As far as the audio is concerned, it blushes quite impressive at first. The microphones on my laptop are not very good. They even put audio in a quiet room that sounds far away and slightly steamed. With an activated studio voice, my voice ends much fuller and clearer. But listening exactly, there is a strange digitization. It is difficult to characterize, but it doesn’t sound as if it really was my voice. It sounds more like a recording of my voice in a language clone, and then it repeated everything I said. Everything is just a little stilted and trembling. Listen below:
The Studio Voice function cannot save the microphone in a poor recording environment. Testing in a small room with a box fan that runs with full explosion, the audio was a dramatic improvement in clarity compared to the raw recordings from the microphones, but it was still audibly processed, and the efforts to subject the background noise Particularly strange.
If you have a half decent microphone, the studio voice could make it even worse. I did additional test recordings with the built-in boom microphone on the Audeze Maxwell headset so that it was wired directly into my laptop. Both in a calm and loud space, it delivered a loud, clear and complete recording of my voice without a studio being activated. In both cases, switching on Studio Voice then introduced a difficult to abuse digitization that not only made the audio worse, but also made it more difficult to understand.

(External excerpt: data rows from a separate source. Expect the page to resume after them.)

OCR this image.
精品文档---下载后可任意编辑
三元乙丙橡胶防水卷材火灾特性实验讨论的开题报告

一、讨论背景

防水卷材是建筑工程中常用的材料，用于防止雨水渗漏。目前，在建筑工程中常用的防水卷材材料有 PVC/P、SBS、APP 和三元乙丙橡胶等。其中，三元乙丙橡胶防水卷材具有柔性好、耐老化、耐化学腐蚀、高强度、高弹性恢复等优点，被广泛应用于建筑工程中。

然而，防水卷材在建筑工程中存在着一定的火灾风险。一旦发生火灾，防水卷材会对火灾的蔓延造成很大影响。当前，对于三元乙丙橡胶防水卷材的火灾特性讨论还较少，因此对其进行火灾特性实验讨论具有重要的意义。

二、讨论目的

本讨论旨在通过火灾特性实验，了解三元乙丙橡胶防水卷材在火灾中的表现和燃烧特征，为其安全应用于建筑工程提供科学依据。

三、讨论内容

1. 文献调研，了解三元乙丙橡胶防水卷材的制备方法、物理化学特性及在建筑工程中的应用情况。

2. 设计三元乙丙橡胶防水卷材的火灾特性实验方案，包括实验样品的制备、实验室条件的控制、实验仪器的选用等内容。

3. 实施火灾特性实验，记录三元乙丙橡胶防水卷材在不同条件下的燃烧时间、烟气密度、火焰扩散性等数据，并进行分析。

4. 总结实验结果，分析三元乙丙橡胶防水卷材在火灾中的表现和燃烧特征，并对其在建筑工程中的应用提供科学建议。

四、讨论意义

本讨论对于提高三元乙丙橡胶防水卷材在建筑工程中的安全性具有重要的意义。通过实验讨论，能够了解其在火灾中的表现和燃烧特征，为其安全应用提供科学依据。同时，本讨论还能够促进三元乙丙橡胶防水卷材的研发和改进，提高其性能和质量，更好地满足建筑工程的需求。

Can Nvidia Ai replace proper streaming setup?
In view of the hardware requirements, the performance requirements and the quality of the results, the stars really have to adapt to these newer Nvidia round functions in order to really feel worthwhile. If you definitely have an Nvidia system, play with the tool. Some of the functions can be useful, like automatic framing. But I would not recommend going out for a new NVIDIA GPU just so that you can save money for audio and video recordings, especially if you want to approach the professional quality. And do not forget that the performance of the GPU, which tries to carry out these functions, will add up over time.
The audio quality that I received from Studio Voice – maybe limited by the RTX 4060 in my system – was not regularly faded with some kind of audience and compared to the quality I could only get from a headset with a boom – Microphone. I tested a lot From gaming headsets and even very cheap cable heads with a boom microphone are better than what I heard from Studio Voice.
The eye contact function was nothing more than worrying, and I don’t think it makes someone believe that they actually make eye contact with them. And the virtual key light, like the studio voice, does not seem to be a high quality replacement for a real key light, especially if affordable LED lights are a dozen.